La France est la patrie de la
révolution, certes, mais en vertu des lois de l’équilibre elle est aussi la
patrie de la réaction. Elle peut donc donner au monde, s’il en a besoin, des
leçons de complexité mais non des leçons de démocratie : regardez la façon dont
elle traite les prisonniers.
Lorsque les routiers bloquent
les routes, 72 % de la population approuvent. Lorsque des grévistes réclament le
paiement des jours de grève, nous trouvons cela tout naturel. Nos entreprises sont
dévorées par les corporatismes et les baronnies. Les « hommes de pouvoir »

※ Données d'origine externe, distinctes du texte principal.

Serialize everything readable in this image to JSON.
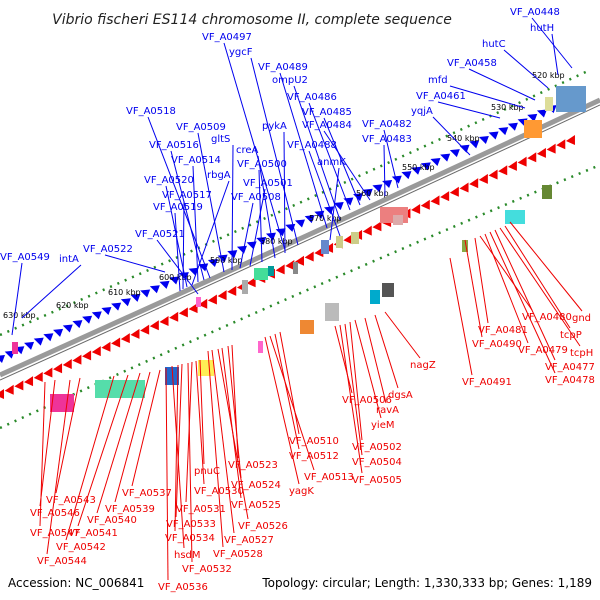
{
  "title": "Vibrio fischeri ES114 chromosome II, complete sequence",
  "footer": {
    "accession": "Accession: NC_006841",
    "summary": "Topology: circular; Length: 1,330,333 bp; Genes: 1,189"
  },
  "colors": {
    "forward_gene": "#0000ee",
    "reverse_gene": "#ee0000",
    "backbone": "#808080",
    "dotted_ring": "#2a8a2a"
  },
  "ticks": [
    "520 kbp",
    "530 kbp",
    "540 kbp",
    "550 kbp",
    "560 kbp",
    "570 kbp",
    "580 kbp",
    "590 kbp",
    "600 kbp",
    "610 kbp",
    "620 kbp",
    "630 kbp"
  ],
  "forward_labels": [
    "VF_A0448",
    "hutH",
    "hutC",
    "VF_A0458",
    "mfd",
    "VF_A0461",
    "yqjA",
    "VF_A0482",
    "VF_A0483",
    "VF_A0484",
    "VF_A0485",
    "VF_A0486",
    "ompU2",
    "VF_A0489",
    "VF_A0488",
    "anmK",
    "ygcF",
    "VF_A0497",
    "pykA",
    "creA",
    "VF_A0500",
    "VF_A0501",
    "VF_A0508",
    "gltS",
    "VF_A0509",
    "VF_A0518",
    "VF_A0516",
    "VF_A0514",
    "rbgA",
    "VF_A0520",
    "VF_A0517",
    "VF_A0519",
    "VF_A0521",
    "VF_A0522",
    "intA",
    "VF_A0549"
  ],
  "reverse_labels": [
    "gnd",
    "tcpP",
    "tcpH",
    "VF_A0477",
    "VF_A0478",
    "VF_A0479",
    "VF_A0480",
    "VF_A0481",
    "VF_A0490",
    "VF_A0491",
    "nagZ",
    "dgsA",
    "ravA",
    "yieM",
    "VF_A0502",
    "VF_A0504",
    "VF_A0505",
    "VF_A0506",
    "VF_A0510",
    "VF_A0512",
    "VF_A0513",
    "yagK",
    "VF_A0523",
    "VF_A0524",
    "VF_A0525",
    "VF_A0526",
    "VF_A0527",
    "VF_A0528",
    "pnuC",
    "VF_A0530",
    "VF_A0531",
    "VF_A0532",
    "VF_A0533",
    "VF_A0534",
    "hsdM",
    "VF_A0536",
    "VF_A0537",
    "VF_A0539",
    "VF_A0540",
    "VF_A0541",
    "VF_A0542",
    "VF_A0543",
    "VF_A0544",
    "VF_A0546",
    "VF_A0547"
  ]
}
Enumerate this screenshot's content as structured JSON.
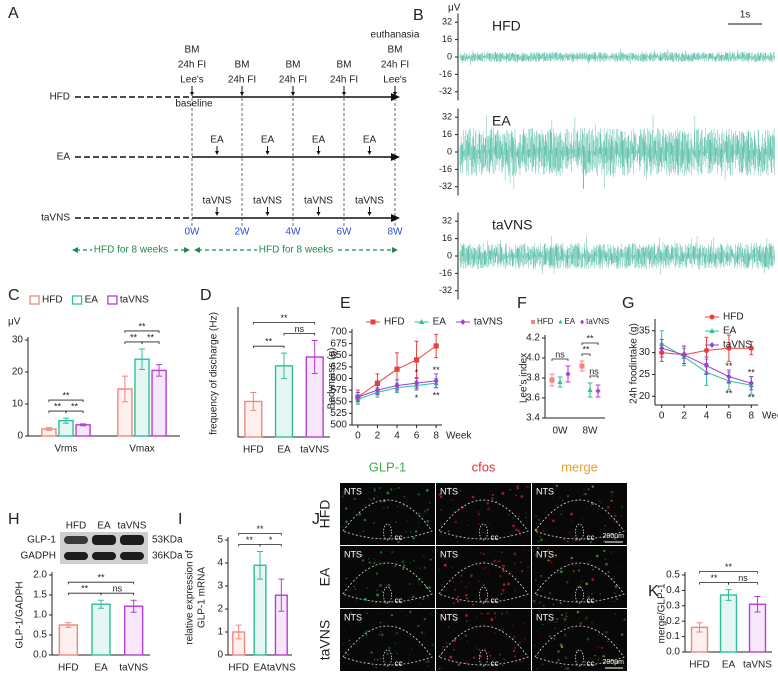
{
  "A": {
    "label": "A",
    "rows": [
      "HFD",
      "EA",
      "taVNS"
    ],
    "timepoints": [
      {
        "week": "0W",
        "notes": [
          "BM",
          "24h FI",
          "Lee's"
        ],
        "below": "baseline"
      },
      {
        "week": "2W",
        "notes": [
          "BM",
          "24h FI"
        ]
      },
      {
        "week": "4W",
        "notes": [
          "BM",
          "24h FI"
        ]
      },
      {
        "week": "6W",
        "notes": [
          "BM",
          "24h FI"
        ]
      },
      {
        "week": "8W",
        "notes": [
          "euthanasia",
          "BM",
          "24h FI",
          "Lee's"
        ]
      }
    ],
    "interventions": [
      [
        "EA",
        "EA",
        "EA",
        "EA"
      ],
      [
        "taVNS",
        "taVNS",
        "taVNS",
        "taVNS"
      ]
    ],
    "phases": [
      "HFD for 8 weeks",
      "HFD for 8 weeks"
    ]
  },
  "B": {
    "label": "B",
    "unit": "μV",
    "scale": "1s",
    "ylim": [
      -40,
      40
    ],
    "yticks": [
      32,
      16,
      0,
      -16,
      -32
    ],
    "panels": [
      "HFD",
      "EA",
      "taVNS"
    ]
  },
  "H": {
    "label": "H",
    "lanes": [
      "HFD",
      "EA",
      "taVNS"
    ],
    "bands": [
      {
        "name": "GLP-1",
        "size": "53KDa"
      },
      {
        "name": "GADPH",
        "size": "36KDa"
      }
    ]
  },
  "J": {
    "label": "J",
    "channels": [
      "GLP-1",
      "cfos",
      "merge"
    ],
    "rows": [
      "HFD",
      "EA",
      "taVNS"
    ],
    "region": "NTS",
    "landmark": "cc",
    "scale": "200μm"
  },
  "chart_data": [
    {
      "label": "C",
      "type": "bar",
      "ylabel": "μV",
      "categories": [
        "Vrms",
        "Vmax"
      ],
      "series": [
        {
          "name": "HFD",
          "color": "#f0877d",
          "values": [
            2.2,
            14.7
          ],
          "errors": [
            0.4,
            4
          ]
        },
        {
          "name": "EA",
          "color": "#2ebf9a",
          "values": [
            4.8,
            24
          ],
          "errors": [
            0.8,
            3.2
          ]
        },
        {
          "name": "taVNS",
          "color": "#b43fd6",
          "values": [
            3.5,
            20.5
          ],
          "errors": [
            0.3,
            1.8
          ]
        }
      ],
      "ylim": [
        0,
        30
      ],
      "yticks": [
        0,
        10,
        20,
        30
      ],
      "legend": "top",
      "significance": [
        {
          "category": 0,
          "pair": [
            0,
            1
          ],
          "text": "**"
        },
        {
          "category": 0,
          "pair": [
            1,
            2
          ],
          "text": "**"
        },
        {
          "category": 0,
          "pair": [
            0,
            2
          ],
          "text": "**"
        },
        {
          "category": 1,
          "pair": [
            0,
            1
          ],
          "text": "**"
        },
        {
          "category": 1,
          "pair": [
            1,
            2
          ],
          "text": "**"
        },
        {
          "category": 1,
          "pair": [
            0,
            2
          ],
          "text": "**"
        }
      ]
    },
    {
      "label": "D",
      "type": "bar",
      "ylabel": "frequency of discharge (Hz)",
      "categories": [
        "HFD",
        "EA",
        "taVNS"
      ],
      "values": [
        280,
        560,
        630
      ],
      "errors": [
        70,
        100,
        130
      ],
      "colors": [
        "#f0877d",
        "#2ebf9a",
        "#b43fd6"
      ],
      "ylim": [
        0,
        1000
      ],
      "significance": [
        {
          "pair": [
            0,
            1
          ],
          "text": "**"
        },
        {
          "pair": [
            1,
            2
          ],
          "text": "ns"
        },
        {
          "pair": [
            0,
            2
          ],
          "text": "**"
        }
      ]
    },
    {
      "label": "E",
      "type": "line",
      "ylabel": "Bodymass (g)",
      "xlabel": "Week",
      "x": [
        0,
        2,
        4,
        6,
        8
      ],
      "xlim": [
        -0.6,
        8.6
      ],
      "xticks": [
        0,
        2,
        4,
        6,
        8
      ],
      "ylim": [
        500,
        700
      ],
      "yticks": [
        500,
        525,
        550,
        575,
        600,
        625,
        650,
        675,
        700
      ],
      "legend": "top",
      "series": [
        {
          "name": "HFD",
          "color": "#e8413c",
          "marker": "square",
          "values": [
            560,
            590,
            620,
            640,
            670
          ],
          "errors": [
            15,
            20,
            35,
            40,
            25
          ]
        },
        {
          "name": "EA",
          "color": "#2ebf9a",
          "marker": "triangle",
          "values": [
            555,
            570,
            580,
            585,
            590
          ],
          "errors": [
            10,
            10,
            10,
            10,
            10
          ]
        },
        {
          "name": "taVNS",
          "color": "#9b3fd6",
          "marker": "diamond",
          "values": [
            560,
            575,
            585,
            590,
            595
          ],
          "errors": [
            10,
            10,
            12,
            12,
            15
          ]
        }
      ],
      "annotations": [
        {
          "series": 2,
          "x": 6,
          "text": "*"
        },
        {
          "series": 1,
          "x": 6,
          "text": "*"
        },
        {
          "series": 2,
          "x": 8,
          "text": "**"
        },
        {
          "series": 1,
          "x": 8,
          "text": "**"
        }
      ]
    },
    {
      "label": "F",
      "type": "dot",
      "ylabel": "Lee's index",
      "categories": [
        "0W",
        "8W"
      ],
      "ylim": [
        3.4,
        4.2
      ],
      "yticks": [
        3.4,
        3.6,
        3.8,
        {
          "value": 4,
          "label": "4.0"
        },
        4.2
      ],
      "legend": "top",
      "series": [
        {
          "name": "HFD",
          "color": "#f0877d",
          "marker": "square",
          "values": [
            3.78,
            3.92
          ],
          "errors": [
            0.06,
            0.05
          ]
        },
        {
          "name": "EA",
          "color": "#2ebf9a",
          "marker": "triangle",
          "values": [
            3.76,
            3.68
          ],
          "errors": [
            0.05,
            0.07
          ]
        },
        {
          "name": "taVNS",
          "color": "#b43fd6",
          "marker": "diamond",
          "values": [
            3.84,
            3.67
          ],
          "errors": [
            0.08,
            0.06
          ]
        }
      ],
      "significance": [
        {
          "category": 0,
          "pair": [
            0,
            2
          ],
          "text": "ns"
        },
        {
          "category": 1,
          "pair": [
            1,
            2
          ],
          "text": "ns"
        },
        {
          "category": 1,
          "pair": [
            0,
            1
          ],
          "text": "**"
        },
        {
          "category": 1,
          "pair": [
            0,
            2
          ],
          "text": "**"
        }
      ]
    },
    {
      "label": "G",
      "type": "line",
      "ylabel": "24h foodintake (g)",
      "xlabel": "Week",
      "x": [
        0,
        2,
        4,
        6,
        8
      ],
      "xlim": [
        -0.6,
        8.6
      ],
      "xticks": [
        0,
        2,
        4,
        6,
        8
      ],
      "ylim": [
        18,
        37
      ],
      "yticks": [
        20,
        25,
        30,
        35
      ],
      "legend": "right",
      "series": [
        {
          "name": "HFD",
          "color": "#e8413c",
          "marker": "circle",
          "values": [
            30,
            29.5,
            30.5,
            31,
            31
          ],
          "errors": [
            2,
            2,
            3,
            3,
            1.5
          ]
        },
        {
          "name": "EA",
          "color": "#2ebf9a",
          "marker": "triangle",
          "values": [
            32,
            29,
            25.5,
            23.5,
            22.5
          ],
          "errors": [
            3,
            2,
            3,
            2,
            2
          ]
        },
        {
          "name": "taVNS",
          "color": "#9b3fd6",
          "marker": "diamond",
          "values": [
            31,
            29.5,
            27,
            24.5,
            23
          ],
          "errors": [
            2,
            2,
            2,
            1.5,
            1.5
          ]
        }
      ],
      "annotations": [
        {
          "series": 2,
          "x": 6,
          "text": "**"
        },
        {
          "series": 1,
          "x": 6,
          "text": "**"
        },
        {
          "series": 2,
          "x": 8,
          "text": "**"
        },
        {
          "series": 1,
          "x": 8,
          "text": "**"
        }
      ]
    },
    {
      "type": "bar",
      "ylabel": "GLP-1/GADPH",
      "categories": [
        "HFD",
        "EA",
        "taVNS"
      ],
      "values": [
        0.75,
        1.27,
        1.22
      ],
      "errors": [
        0.06,
        0.1,
        0.15
      ],
      "colors": [
        "#f0877d",
        "#2ebf9a",
        "#b43fd6"
      ],
      "ylim": [
        0,
        2
      ],
      "yticks": [
        {
          "value": 0,
          "label": "0.0"
        },
        0.5,
        {
          "value": 1,
          "label": "1.0"
        },
        1.5,
        {
          "value": 2,
          "label": "2.0"
        }
      ],
      "significance": [
        {
          "pair": [
            0,
            1
          ],
          "text": "**"
        },
        {
          "pair": [
            1,
            2
          ],
          "text": "ns"
        },
        {
          "pair": [
            0,
            2
          ],
          "text": "**"
        }
      ]
    },
    {
      "label": "I",
      "type": "bar",
      "ylabel": [
        "relative expression of",
        "GLP-1 mRNA"
      ],
      "categories": [
        "HFD",
        "EA",
        "taVNS"
      ],
      "values": [
        1.0,
        3.9,
        2.6
      ],
      "errors": [
        0.3,
        0.6,
        0.7
      ],
      "colors": [
        "#f0877d",
        "#2ebf9a",
        "#b43fd6"
      ],
      "ylim": [
        0,
        5
      ],
      "yticks": [
        0,
        1,
        2,
        3,
        4,
        5
      ],
      "significance": [
        {
          "pair": [
            0,
            1
          ],
          "text": "**"
        },
        {
          "pair": [
            1,
            2
          ],
          "text": "*"
        },
        {
          "pair": [
            0,
            2
          ],
          "text": "**"
        }
      ]
    },
    {
      "label": "K",
      "type": "bar",
      "ylabel": "merge/GLP-1",
      "categories": [
        "HFD",
        "EA",
        "taVNS"
      ],
      "values": [
        0.16,
        0.37,
        0.31
      ],
      "errors": [
        0.03,
        0.035,
        0.05
      ],
      "colors": [
        "#f0877d",
        "#2ebf9a",
        "#b43fd6"
      ],
      "ylim": [
        0,
        0.5
      ],
      "yticks": [
        {
          "value": 0,
          "label": "0.0"
        },
        0.1,
        0.2,
        0.3,
        0.4,
        0.5
      ],
      "significance": [
        {
          "pair": [
            0,
            1
          ],
          "text": "**"
        },
        {
          "pair": [
            1,
            2
          ],
          "text": "ns"
        },
        {
          "pair": [
            0,
            2
          ],
          "text": "**"
        }
      ]
    }
  ]
}
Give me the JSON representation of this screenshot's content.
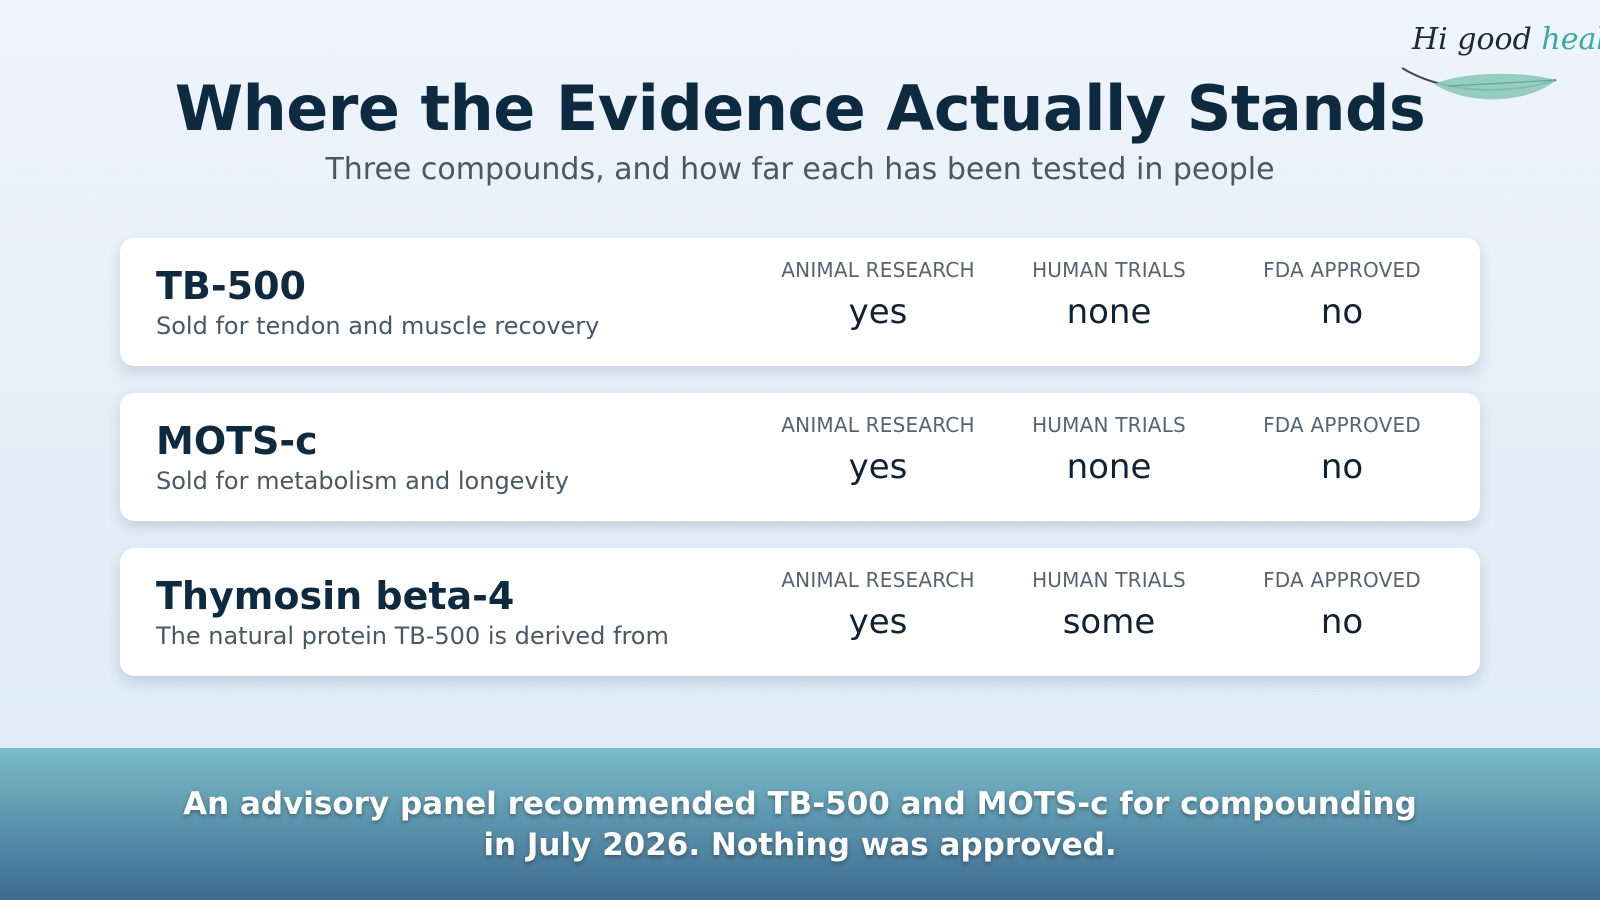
{
  "brand": {
    "logo_hi": "Hi good",
    "logo_health": "health"
  },
  "header": {
    "title": "Where the Evidence Actually Stands",
    "subtitle": "Three compounds, and how far each has been tested in people"
  },
  "columns": [
    "ANIMAL RESEARCH",
    "HUMAN TRIALS",
    "FDA APPROVED"
  ],
  "compounds": [
    {
      "name": "TB-500",
      "description": "Sold for tendon and muscle recovery",
      "animal_research": "yes",
      "human_trials": "none",
      "fda_approved": "no"
    },
    {
      "name": "MOTS-c",
      "description": "Sold for metabolism and longevity",
      "animal_research": "yes",
      "human_trials": "none",
      "fda_approved": "no"
    },
    {
      "name": "Thymosin beta-4",
      "description": "The natural protein TB-500 is derived from",
      "animal_research": "yes",
      "human_trials": "some",
      "fda_approved": "no"
    }
  ],
  "caption": {
    "line1": "An advisory panel recommended TB-500 and MOTS-c for compounding",
    "line2": "in July 2026. Nothing was approved."
  },
  "colors": {
    "title": "#0e2a40",
    "accent": "#3aa9a5",
    "banner_top": "#7cbcc8",
    "banner_bottom": "#3e6b8f"
  },
  "icons": {
    "logo": "leaf-logo-icon"
  }
}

étalent leur ambition médiocre sans que nous ne percevions ni son ridicule, ni
la faiblesse intime qui lui sert de ressort. Le grand souci de nos politiques,
ce n’est ni la France, ni l’Europe, ni le monde : c’est de savoir qui sera, ou
ne sera pas, « présidentiable ».
* *
Les optimistes se réjouissent
du coup de pied qui vient d’être donné à la fourmilière. Je crains qu’ils
n’aient tort. Nous venons de refuser le coup de pied que l’Europe nous aurait
administré, elle qui ignore tout de nos exquises complications : nous pourrons
ainsi continuer à les cultiver.
La crise systémique mondiale,
violente et menaçante, gonfle comme un raz-de-marée sans que nous ne fassions rien
pour l'anticiper. Tandis que nous parlons de culture tout en
nous gavant de films américains, la pensée qui a quitté nos cervelles tourne en
rond dans le monde, cherchant où se poser. Nos adolescents perdent leur temps
dans ces garderies que l’on nomme collège, lycée ou université, pendant que des
millions de petits Chinois intelligents et attentifs apprennent à maîtriser les
sciences, arts et techniques.
Rien n’est perdu, bien sûr. Les
hirondelles reviennent. La fécondité de la nature se déploie, ce printemps-ci,
dans une floraison magnifique. Nos jeunes enfants découvrent le monde avec leurs
yeux tout neufs et une fraîche naïveté.
Les cartes sont ainsi, chaque
année et à chaque génération, battues et redistribuées. Le blocage d’aujourd’hui
sera dissipé demain. Cependant il ne faudrait pas trop attendre. Notre armée
attendait, durant les années 30, pour s’adapter à l’évolution de la doctrine
d’emploi des armes : mais elle a attendu un petit peu trop longtemps.